Can We Code Our Way Out of Gentrification? Analyzing Denver's Housing Strategy
In many growing American cities, a familiar and distressing pattern is emerging: the "slow strangulation" of mixed-income neighborhoods. In Denver, this manifests as a radical shift in housing stock, where modest family homes are bulldozed to make way for "land yachts"—McMansions costing between $3 million and $4 million. This isn't just a change in demographics; it is a structural shift where the gap between existing residents and newcomers becomes an extreme chasm.
When zoning laws mandate single-family lots that cannot be split, developers are faced with a binary choice: build a massive luxury estate to justify the land cost or don't build at all. This creates a "10x-ing" effect on neighborhood wealth and pricing, effectively pricing out the middle class and erasing the organic, incremental growth that historically defined urban development.
The "Unlocking Housing Choices" Plan
To combat this trend, the city of Denver is developing a plan called "Unlocking Housing Choices." The goal is to align zoning and financial incentives so that developers find it more profitable to build multiple smaller, more affordable homes rather than a single palatial estate.
The plan centers on three primary strategies:
1. Trading Unit Size for Unit Count
This proposal suggests limiting the maximum size of individual buildings while offering more total square footage if that space is split among multiple units. The logic is simple: if a developer can make the same total profit by selling four $600k cottage homes as they would one $3 million mansion, they are more likely to provide housing that is accessible to a broader range of income levels.
2. Incentivizing Backyard Density
This strategy encourages the retention of existing primary residences by allowing substantial new construction in the backyard. By expanding accessory dwelling unit (ADU) rules, the city would allow homeowners to "cash in on their backyard" by building cottages that could potentially be larger than the original home. This preserves the "character" of the street-facing neighborhood while adding critical density.
3. Deed-Restricted Affordability
Under this concept, developers would be allowed to build more units than normally permitted if at least one unit is deed-restricted to remain permanently affordable. This uses the same incentive structure as the first proposal—granting more buildable square footage in exchange for a public benefit (below-market-rate housing).

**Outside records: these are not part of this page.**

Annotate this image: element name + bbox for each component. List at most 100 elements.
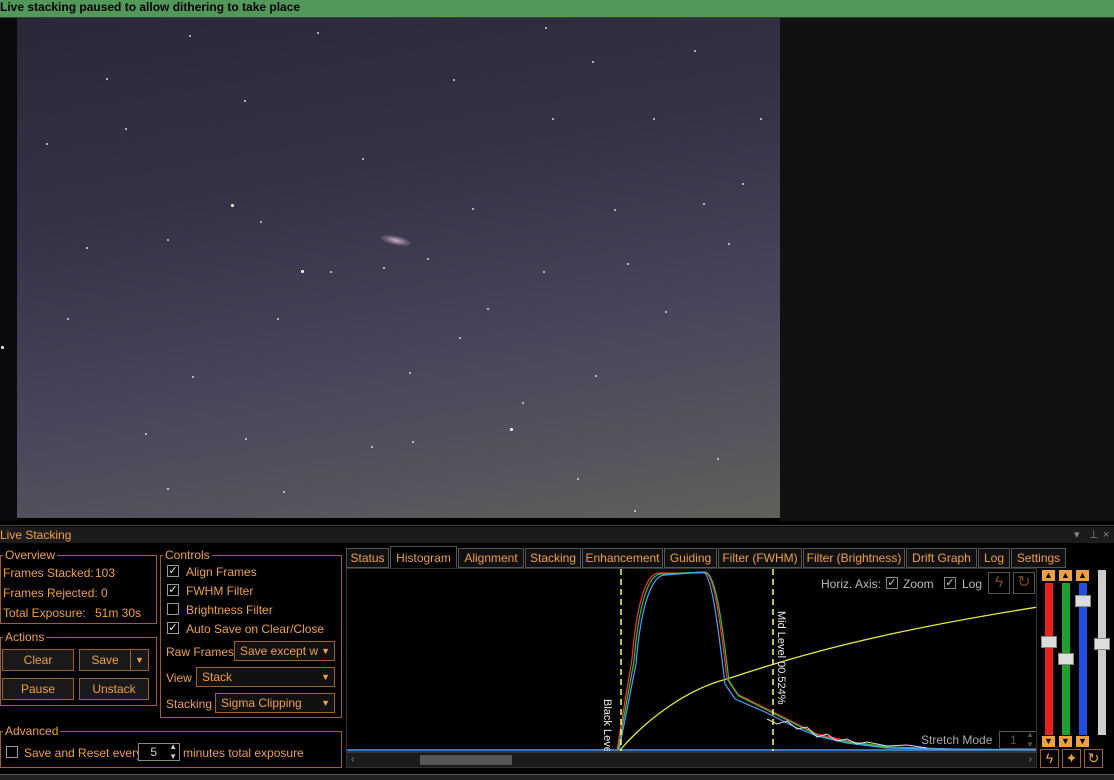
save-reset-interval-value[interactable]: 5 [150, 744, 157, 760]
auto-save-checkbox[interactable]: ✓ [167, 622, 179, 634]
close-icon[interactable]: × [1103, 527, 1109, 543]
red-down-arrow-icon[interactable]: ▼ [1042, 736, 1055, 747]
scroll-left-icon[interactable]: ‹ [351, 753, 354, 767]
stacking-value: Sigma Clipping [221, 696, 302, 710]
stretch-mode-value[interactable]: 1 [1010, 732, 1017, 748]
pin-icon[interactable]: ⊥ [1089, 527, 1099, 543]
save-reset-checkbox[interactable] [6, 746, 18, 758]
star [192, 376, 194, 378]
tab-drift-graph[interactable]: Drift Graph [906, 548, 977, 568]
view-value: Stack [202, 670, 233, 684]
stacking-select[interactable]: Sigma Clipping ▼ [215, 693, 335, 713]
tab-settings[interactable]: Settings [1011, 548, 1066, 568]
chevron-down-icon: ▼ [321, 698, 330, 708]
star [409, 372, 411, 374]
stepper-arrows-icon[interactable]: ▲ ▼ [169, 742, 177, 762]
viewer-left-strip [0, 18, 17, 521]
live-stacking-panel: Live Stacking ▾ ⊥ × Overview Frames Stac… [0, 525, 1114, 780]
green-up-arrow-icon[interactable]: ▲ [1059, 570, 1072, 581]
zoom-checkbox[interactable]: ✓ [886, 577, 898, 589]
stepper-arrows-icon[interactable]: ▲ ▼ [1026, 730, 1034, 750]
log-checkbox[interactable]: ✓ [944, 577, 956, 589]
blue-slider-handle[interactable] [1075, 595, 1091, 607]
image-viewer[interactable] [0, 18, 1114, 521]
lightning-icon[interactable]: ϟ [988, 572, 1010, 594]
reset-icon[interactable]: ↻ [1013, 572, 1035, 594]
green-down-arrow-icon[interactable]: ▼ [1059, 736, 1072, 747]
red-slider[interactable] [1045, 583, 1053, 735]
blue-up-arrow-icon[interactable]: ▲ [1076, 570, 1089, 581]
white-slider-handle[interactable] [1094, 638, 1110, 650]
scroll-thumb[interactable] [420, 755, 512, 765]
clear-button[interactable]: Clear [2, 649, 74, 671]
star [595, 375, 597, 377]
star [145, 433, 147, 435]
total-exposure-label: Total Exposure: [3, 606, 86, 620]
green-slider-handle[interactable] [1058, 653, 1074, 665]
star-icon[interactable]: ✦ [1062, 749, 1081, 768]
tab-stacking[interactable]: Stacking [525, 548, 581, 568]
star [371, 446, 373, 448]
controls-legend: Controls [165, 548, 210, 562]
zoom-label: Zoom [903, 577, 934, 591]
star [412, 441, 414, 443]
red-slider-handle[interactable] [1041, 636, 1057, 648]
star [487, 308, 489, 310]
tab-status[interactable]: Status [346, 548, 389, 568]
raw-frames-value: Save except w [240, 644, 319, 658]
tab-filter-brightness[interactable]: Filter (Brightness) [803, 548, 905, 568]
histogram-plot[interactable]: Black Level 00.389% Mid Level 00.524% Ho… [346, 568, 1037, 752]
white-slider[interactable] [1098, 570, 1106, 735]
histogram-red [616, 572, 1036, 751]
black-level-label: Black Level 00.389% [601, 699, 613, 752]
star [703, 203, 705, 205]
star [277, 318, 279, 320]
actions-legend: Actions [5, 630, 45, 644]
star [653, 118, 655, 120]
save-reset-interval-stepper[interactable]: 5 ▲ ▼ [138, 742, 180, 762]
histogram-luminance [766, 718, 928, 749]
star [717, 458, 719, 460]
save-dropdown-button[interactable]: ▼ [130, 649, 149, 671]
view-select[interactable]: Stack ▼ [196, 667, 335, 687]
tab-guiding[interactable]: Guiding [664, 548, 717, 568]
bottom-status-bar [0, 774, 1114, 780]
auto-stretch-lightning-icon[interactable]: ϟ [1040, 749, 1059, 768]
red-up-arrow-icon[interactable]: ▲ [1042, 570, 1055, 581]
mid-level-label: Mid Level 00.524% [775, 611, 787, 705]
stretch-mode-stepper[interactable]: 1 ▲ ▼ [999, 730, 1036, 750]
star [189, 35, 191, 37]
tab-filter-fwhm[interactable]: Filter (FWHM) [718, 548, 802, 568]
brightness-filter-checkbox[interactable] [167, 603, 179, 615]
auto-save-label: Auto Save on Clear/Close [186, 622, 325, 636]
star [545, 27, 547, 29]
pause-button[interactable]: Pause [2, 678, 74, 700]
scroll-right-icon[interactable]: › [1029, 753, 1032, 767]
star [510, 428, 513, 431]
star [260, 221, 262, 223]
galaxy [380, 232, 412, 249]
star [106, 78, 108, 80]
raw-frames-select[interactable]: Save except w ▼ [234, 641, 335, 661]
star [742, 183, 744, 185]
blue-down-arrow-icon[interactable]: ▼ [1076, 736, 1089, 747]
reset-stretch-icon[interactable]: ↻ [1084, 749, 1103, 768]
tab-enhancement[interactable]: Enhancement [582, 548, 663, 568]
tab-histogram[interactable]: Histogram [390, 546, 457, 568]
tab-alignment[interactable]: Alignment [458, 548, 524, 568]
star [552, 118, 554, 120]
fwhm-filter-checkbox[interactable]: ✓ [167, 584, 179, 596]
chevron-down-icon: ▼ [321, 646, 330, 656]
star [694, 50, 696, 52]
stacked-image[interactable] [17, 18, 780, 518]
panel-menu-icon[interactable]: ▾ [1074, 527, 1080, 543]
save-button[interactable]: Save [79, 649, 131, 671]
view-label: View [166, 671, 192, 685]
stretch-curve [619, 606, 1036, 751]
star [362, 158, 364, 160]
histogram-scrollbar[interactable]: ‹ › [346, 752, 1037, 768]
tab-log[interactable]: Log [978, 548, 1010, 568]
panel-title: Live Stacking [0, 528, 72, 542]
unstack-button[interactable]: Unstack [79, 678, 149, 700]
align-frames-checkbox[interactable]: ✓ [167, 565, 179, 577]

Critical Analysis and Counterpoints
While these proposals offer a path toward liberalization, they are not without controversy. Technical and economic critiques from the community highlight several blind spots in the plan.
The Permitting Bottleneck
Zoning changes are only half the battle. As noted by community members, the administrative friction of getting a project approved can be a massive hidden cost. In Denver, multi-family projects can take upwards of 260 days for approval, and with construction loans costing between 8% and 13%, these delays add significant overhead to every project. Without streamlined, "same-day" permitting for desired housing types, the financial math may still favor the luxury mansion, which requires fewer total permits and less complex management.

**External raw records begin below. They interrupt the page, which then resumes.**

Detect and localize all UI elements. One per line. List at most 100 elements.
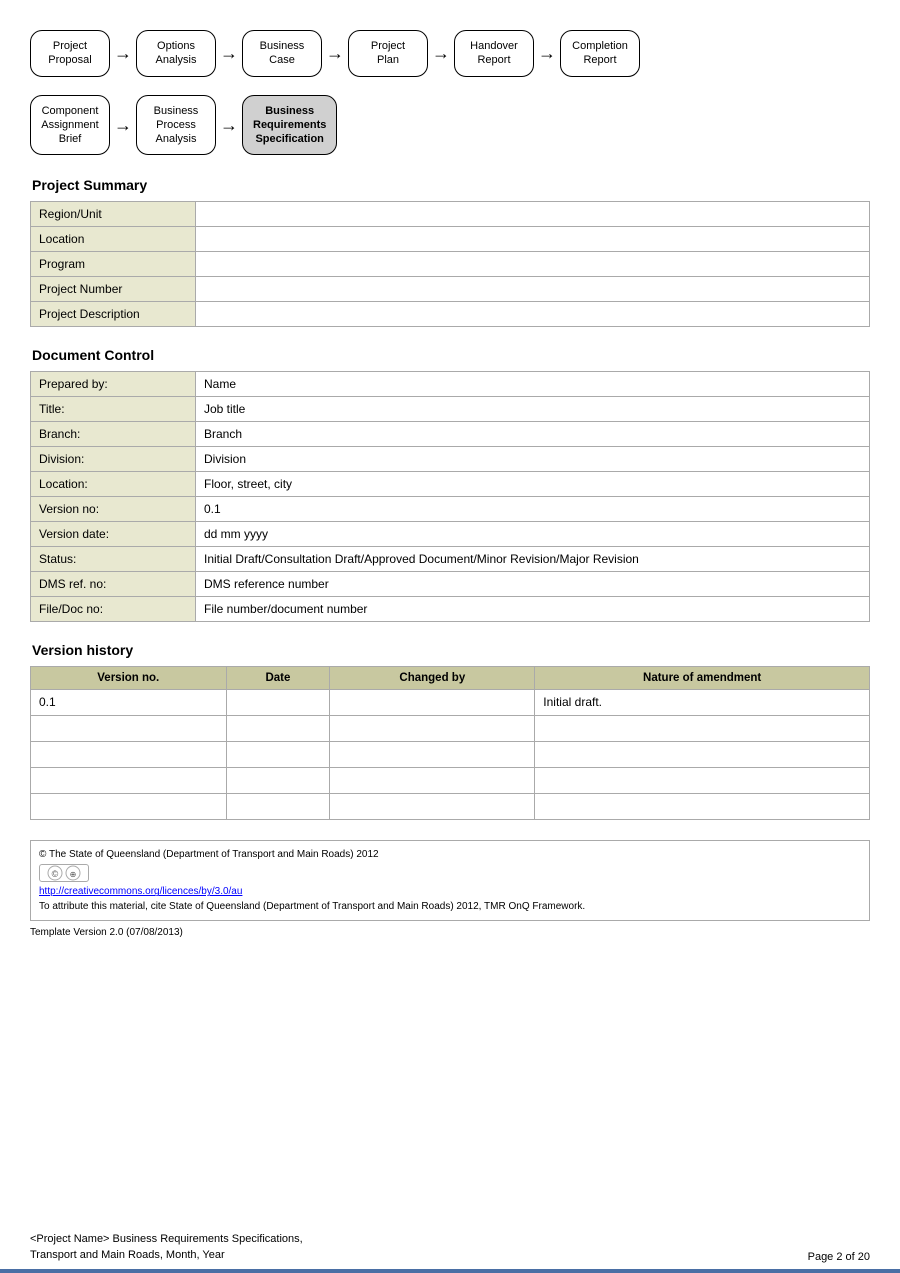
table-row: Project Description: [31, 302, 870, 327]
col-changed-by: Changed by: [330, 667, 535, 690]
value-version-no: 0.1: [196, 497, 870, 522]
table-row: Prepared by: Name: [31, 372, 870, 397]
table-row: Location: Floor, street, city: [31, 472, 870, 497]
version-number-cell: [31, 742, 227, 768]
version-number-cell: 0.1: [31, 690, 227, 716]
flow-node-handover-report: HandoverReport: [454, 30, 534, 77]
flow-arrow-1: [114, 43, 132, 64]
label-version-date: Version date:: [31, 522, 196, 547]
value-status: Initial Draft/Consultation Draft/Approve…: [196, 547, 870, 572]
changed-by-cell: [330, 716, 535, 742]
version-history-heading: Version history: [30, 642, 870, 658]
col-amendment: Nature of amendment: [535, 667, 870, 690]
amendment-cell: [535, 768, 870, 794]
amendment-cell: [535, 742, 870, 768]
flow-arrow-7: [220, 115, 238, 136]
amendment-cell: [535, 716, 870, 742]
value-program: [196, 252, 870, 277]
value-file-doc: File number/document number: [196, 597, 870, 622]
flow-node-business-case: BusinessCase: [242, 30, 322, 77]
value-location: [196, 227, 870, 252]
value-version-date: dd mm yyyy: [196, 522, 870, 547]
page: ProjectProposal OptionsAnalysis Business…: [0, 0, 900, 1273]
table-row: Branch: Branch: [31, 422, 870, 447]
amendment-cell: Initial draft.: [535, 690, 870, 716]
value-division: Division: [196, 447, 870, 472]
label-title: Title:: [31, 397, 196, 422]
value-location-doc: Floor, street, city: [196, 472, 870, 497]
copyright-box: © The State of Queensland (Department of…: [30, 840, 870, 921]
page-footer: <Project Name> Business Requirements Spe…: [0, 1226, 900, 1273]
date-cell: [226, 794, 330, 820]
table-header-row: Version no. Date Changed by Nature of am…: [31, 667, 870, 690]
table-row: Title: Job title: [31, 397, 870, 422]
value-prepared-by: Name: [196, 372, 870, 397]
project-summary-heading: Project Summary: [30, 177, 870, 193]
amendment-cell: [535, 794, 870, 820]
license-url[interactable]: http://creativecommons.org/licences/by/3…: [39, 886, 861, 897]
table-row: Region/Unit: [31, 202, 870, 227]
flow-diagram-2: ComponentAssignmentBrief BusinessProcess…: [30, 95, 870, 156]
flow-arrow-3: [326, 43, 344, 64]
version-number-cell: [31, 768, 227, 794]
creative-commons-icon: © ⊕: [39, 864, 89, 882]
flow-node-options-analysis: OptionsAnalysis: [136, 30, 216, 77]
flow-node-completion-report: CompletionReport: [560, 30, 640, 77]
flow-row-2: ComponentAssignmentBrief BusinessProcess…: [30, 95, 870, 156]
project-summary-table: Region/Unit Location Program Project Num…: [30, 201, 870, 327]
table-row: [31, 742, 870, 768]
page-number: Page 2 of 20: [808, 1251, 870, 1263]
value-project-description: [196, 302, 870, 327]
col-date: Date: [226, 667, 330, 690]
table-row: Project Number: [31, 277, 870, 302]
flow-arrow-2: [220, 43, 238, 64]
footer-line: [0, 1269, 900, 1273]
flow-node-business-process: BusinessProcessAnalysis: [136, 95, 216, 156]
label-version-no: Version no:: [31, 497, 196, 522]
value-dms-ref: DMS reference number: [196, 572, 870, 597]
version-history-table: Version no. Date Changed by Nature of am…: [30, 666, 870, 820]
flow-arrow-4: [432, 43, 450, 64]
label-location-doc: Location:: [31, 472, 196, 497]
footer-left: <Project Name> Business Requirements Spe…: [30, 1232, 303, 1263]
table-row: Version date: dd mm yyyy: [31, 522, 870, 547]
label-file-doc: File/Doc no:: [31, 597, 196, 622]
table-row: Version no: 0.1: [31, 497, 870, 522]
flow-arrow-6: [114, 115, 132, 136]
date-cell: [226, 742, 330, 768]
label-status: Status:: [31, 547, 196, 572]
value-branch: Branch: [196, 422, 870, 447]
flow-node-project-plan: ProjectPlan: [348, 30, 428, 77]
changed-by-cell: [330, 768, 535, 794]
label-branch: Branch:: [31, 422, 196, 447]
footer-content: <Project Name> Business Requirements Spe…: [0, 1226, 900, 1269]
table-row: DMS ref. no: DMS reference number: [31, 572, 870, 597]
label-location: Location: [31, 227, 196, 252]
value-project-number: [196, 277, 870, 302]
label-dms-ref: DMS ref. no:: [31, 572, 196, 597]
label-region-unit: Region/Unit: [31, 202, 196, 227]
value-region-unit: [196, 202, 870, 227]
label-prepared-by: Prepared by:: [31, 372, 196, 397]
flow-node-component-assignment: ComponentAssignmentBrief: [30, 95, 110, 156]
document-control-heading: Document Control: [30, 347, 870, 363]
date-cell: [226, 768, 330, 794]
label-project-description: Project Description: [31, 302, 196, 327]
table-row: [31, 768, 870, 794]
version-number-cell: [31, 794, 227, 820]
table-row: 0.1 Initial draft.: [31, 690, 870, 716]
table-row: File/Doc no: File number/document number: [31, 597, 870, 622]
date-cell: [226, 716, 330, 742]
label-program: Program: [31, 252, 196, 277]
table-row: Program: [31, 252, 870, 277]
flow-arrow-5: [538, 43, 556, 64]
table-row: Status: Initial Draft/Consultation Draft…: [31, 547, 870, 572]
changed-by-cell: [330, 690, 535, 716]
changed-by-cell: [330, 794, 535, 820]
flow-node-project-proposal: ProjectProposal: [30, 30, 110, 77]
label-division: Division:: [31, 447, 196, 472]
table-row: [31, 716, 870, 742]
flow-row-1: ProjectProposal OptionsAnalysis Business…: [30, 30, 870, 77]
copyright-text: © The State of Queensland (Department of…: [39, 849, 861, 860]
flow-diagram-1: ProjectProposal OptionsAnalysis Business…: [30, 30, 870, 77]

The Inevitability of Gentrification
Some argue that gentrification is not a zoning problem, but a preference problem. As urban centers become more desirable, affluent buyers will naturally outbid lower-income residents regardless of the specific building type. One critic points out that small-scale densification (like turning one house into four) may be insufficient when the land value is so high that only high-density apartment buildings are economically viable.

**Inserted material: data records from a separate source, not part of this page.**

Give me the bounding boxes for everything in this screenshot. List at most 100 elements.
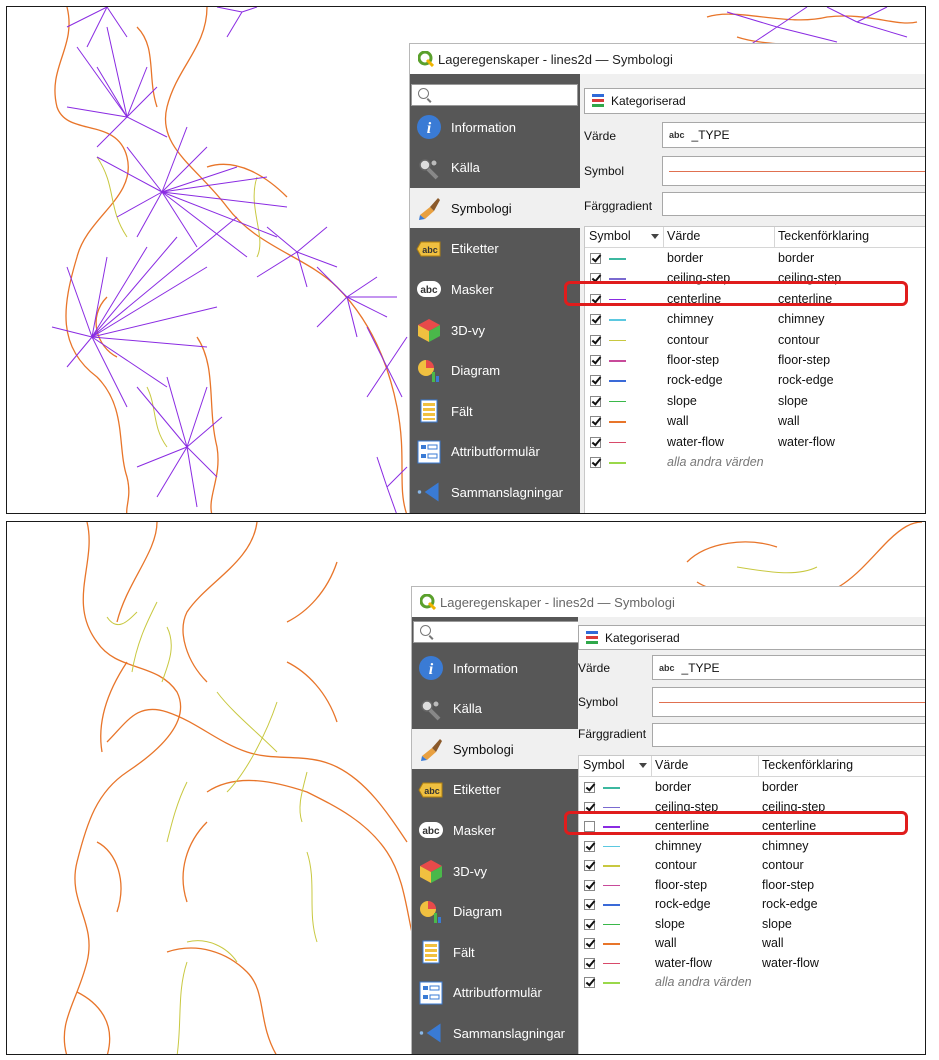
symbol-swatch[interactable] bbox=[609, 400, 626, 403]
sidebar-item-f-lt[interactable]: Fält bbox=[412, 932, 582, 972]
category-visibility-checkbox[interactable] bbox=[584, 918, 595, 930]
symbol-swatch[interactable] bbox=[609, 258, 626, 260]
category-legend[interactable]: chimney bbox=[778, 312, 825, 326]
category-legend[interactable]: rock-edge bbox=[778, 373, 834, 387]
category-visibility-checkbox[interactable] bbox=[590, 314, 601, 326]
category-legend[interactable]: slope bbox=[778, 394, 808, 408]
symbol-swatch[interactable] bbox=[603, 884, 620, 886]
sidebar-item-f-lt[interactable]: Fält bbox=[410, 391, 580, 431]
renderer-select[interactable]: Kategoriserad bbox=[584, 88, 925, 114]
category-row-rock-edge[interactable]: rock-edge rock-edge bbox=[585, 371, 925, 391]
category-row-wall[interactable]: wall wall bbox=[585, 412, 925, 432]
symbol-swatch[interactable] bbox=[603, 923, 620, 925]
category-visibility-checkbox[interactable] bbox=[584, 782, 595, 793]
category-legend[interactable]: wall bbox=[762, 936, 784, 950]
category-row-rock-edge[interactable]: rock-edge rock-edge bbox=[579, 895, 925, 915]
header-symbol[interactable]: Symbol bbox=[589, 229, 631, 243]
symbol-swatch[interactable] bbox=[609, 441, 626, 444]
sidebar-search-input[interactable] bbox=[413, 621, 580, 643]
sidebar-item-attributformul-r[interactable]: Attributformulär bbox=[410, 432, 580, 472]
sidebar-item-symbologi[interactable]: Symbologi bbox=[410, 188, 580, 229]
sidebar-item-symbologi[interactable]: Symbologi bbox=[412, 729, 582, 770]
sort-arrow-icon[interactable] bbox=[651, 234, 659, 239]
category-visibility-checkbox[interactable] bbox=[590, 395, 601, 407]
dialog-titlebar[interactable]: Lageregenskaper - lines2d — Symbologi bbox=[410, 44, 925, 74]
sidebar-item-masker[interactable]: abc Masker bbox=[410, 269, 580, 309]
symbol-swatch[interactable] bbox=[603, 943, 620, 945]
sidebar-item-sammanslagningar[interactable]: Sammanslagningar bbox=[410, 472, 580, 512]
symbol-swatch[interactable] bbox=[603, 982, 620, 984]
symbol-swatch[interactable] bbox=[603, 787, 620, 789]
symbol-swatch[interactable] bbox=[603, 962, 620, 964]
category-row-contour[interactable]: contour contour bbox=[585, 331, 925, 351]
symbol-button[interactable] bbox=[662, 156, 925, 186]
sidebar-item-diagram[interactable]: Diagram bbox=[412, 892, 582, 932]
color-ramp-select[interactable] bbox=[662, 192, 925, 216]
category-row-wall[interactable]: wall wall bbox=[579, 934, 925, 954]
category-row-alla-andra-v-rden[interactable]: alla andra värden bbox=[579, 973, 925, 993]
sidebar-item-information[interactable]: i Information bbox=[410, 107, 580, 147]
category-row-water-flow[interactable]: water-flow water-flow bbox=[579, 954, 925, 974]
category-row-border[interactable]: border border bbox=[585, 249, 925, 269]
sidebar-item-attributformul-r[interactable]: Attributformulär bbox=[412, 973, 582, 1013]
renderer-select[interactable]: Kategoriserad bbox=[578, 625, 925, 650]
category-visibility-checkbox[interactable] bbox=[590, 253, 601, 264]
symbol-swatch[interactable] bbox=[609, 360, 626, 362]
category-visibility-checkbox[interactable] bbox=[590, 375, 601, 387]
category-legend[interactable]: wall bbox=[778, 414, 800, 428]
header-legend[interactable]: Teckenförklaring bbox=[778, 229, 869, 243]
header-symbol[interactable]: Symbol bbox=[583, 758, 625, 772]
symbol-swatch[interactable] bbox=[609, 339, 626, 342]
sidebar-item-3d-vy[interactable]: 3D-vy bbox=[412, 851, 582, 891]
category-visibility-checkbox[interactable] bbox=[584, 977, 595, 988]
category-row-slope[interactable]: slope slope bbox=[579, 915, 925, 935]
sidebar-item-kompletterande[interactable]: Kompletterande bbox=[410, 513, 580, 514]
symbol-swatch[interactable] bbox=[603, 806, 620, 808]
category-legend[interactable]: chimney bbox=[762, 839, 809, 853]
category-legend[interactable]: border bbox=[778, 251, 814, 265]
header-value[interactable]: Värde bbox=[655, 758, 688, 772]
sidebar-item-diagram[interactable]: Diagram bbox=[410, 351, 580, 391]
sidebar-item-k-lla[interactable]: Källa bbox=[412, 689, 582, 729]
sidebar-item-etiketter[interactable]: abc Etiketter bbox=[412, 770, 582, 810]
category-legend[interactable]: water-flow bbox=[762, 956, 819, 970]
sidebar-item-k-lla[interactable]: Källa bbox=[410, 148, 580, 188]
sidebar-search-input[interactable] bbox=[411, 84, 578, 106]
category-visibility-checkbox[interactable] bbox=[584, 957, 595, 969]
category-visibility-checkbox[interactable] bbox=[590, 457, 601, 468]
category-visibility-checkbox[interactable] bbox=[584, 840, 595, 852]
sidebar-item-kompletterande[interactable]: Kompletterande bbox=[412, 1054, 582, 1055]
category-row-slope[interactable]: slope slope bbox=[585, 392, 925, 412]
symbol-button[interactable] bbox=[652, 687, 925, 717]
value-field-select[interactable]: abc _TYPE bbox=[652, 655, 925, 680]
category-visibility-checkbox[interactable] bbox=[584, 879, 595, 891]
category-visibility-checkbox[interactable] bbox=[584, 899, 595, 910]
category-legend[interactable]: border bbox=[762, 780, 798, 794]
symbol-swatch[interactable] bbox=[603, 904, 620, 906]
category-row-contour[interactable]: contour contour bbox=[579, 856, 925, 876]
sidebar-item-sammanslagningar[interactable]: Sammanslagningar bbox=[412, 1013, 582, 1053]
symbol-swatch[interactable] bbox=[603, 845, 620, 847]
symbol-swatch[interactable] bbox=[609, 319, 626, 321]
sidebar-item-information[interactable]: i Information bbox=[412, 648, 582, 688]
category-visibility-checkbox[interactable] bbox=[584, 938, 595, 949]
category-row-water-flow[interactable]: water-flow water-flow bbox=[585, 433, 925, 453]
category-visibility-checkbox[interactable] bbox=[590, 334, 601, 346]
category-visibility-checkbox[interactable] bbox=[584, 860, 595, 871]
category-legend[interactable]: contour bbox=[762, 858, 804, 872]
header-legend[interactable]: Teckenförklaring bbox=[762, 758, 853, 772]
sidebar-item-3d-vy[interactable]: 3D-vy bbox=[410, 310, 580, 350]
symbol-swatch[interactable] bbox=[609, 421, 626, 423]
category-row-alla-andra-v-rden[interactable]: alla andra värden bbox=[585, 453, 925, 473]
sidebar-item-etiketter[interactable]: abc Etiketter bbox=[410, 229, 580, 269]
symbol-swatch[interactable] bbox=[609, 462, 626, 464]
category-legend[interactable]: floor-step bbox=[762, 878, 814, 892]
dialog-titlebar[interactable]: Lageregenskaper - lines2d — Symbologi bbox=[412, 587, 925, 617]
symbol-swatch[interactable] bbox=[603, 865, 620, 867]
category-legend[interactable]: rock-edge bbox=[762, 897, 818, 911]
symbol-swatch[interactable] bbox=[609, 380, 626, 382]
category-row-floor-step[interactable]: floor-step floor-step bbox=[579, 876, 925, 896]
value-field-select[interactable]: abc _TYPE bbox=[662, 122, 925, 148]
category-visibility-checkbox[interactable] bbox=[590, 416, 601, 428]
symbol-swatch[interactable] bbox=[609, 278, 626, 280]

The Role of Capital and Lending
Another critical perspective suggests that zoning is a symptom, not the cause. The availability of massive 30-year mortgages allows the uber-wealthy to bid up land prices to levels that make modest housing impossible to build profitably. From this view, unless lending reform limits the pool of available capital, developers will always build to the absolute limit of what the wealthiest buyers can afford.
Toward a More Adaptive Approach
Beyond the city's current plan, there is a call for an "Adaptive Code" approach. Instead of a city-wide blanket rule, this would tie permissions to the surrounding context. For example, a developer might be allowed to build a home 50% larger than the neighbors for a single unit, but 120% larger if they build three units. This would create a sliding scale of incentives that encourages density in a way that feels more organic to the neighborhood.
Ultimately, the struggle in Denver reflects a broader urban crisis: the tension between maintaining neighborhood character and the economic necessity of growth. While "Unlocking Housing Choices" is a step toward liberalizing the code, the real solution likely requires a combination of zoning reform, radical permitting streamlining, and a rethink of how land value is taxed and financed.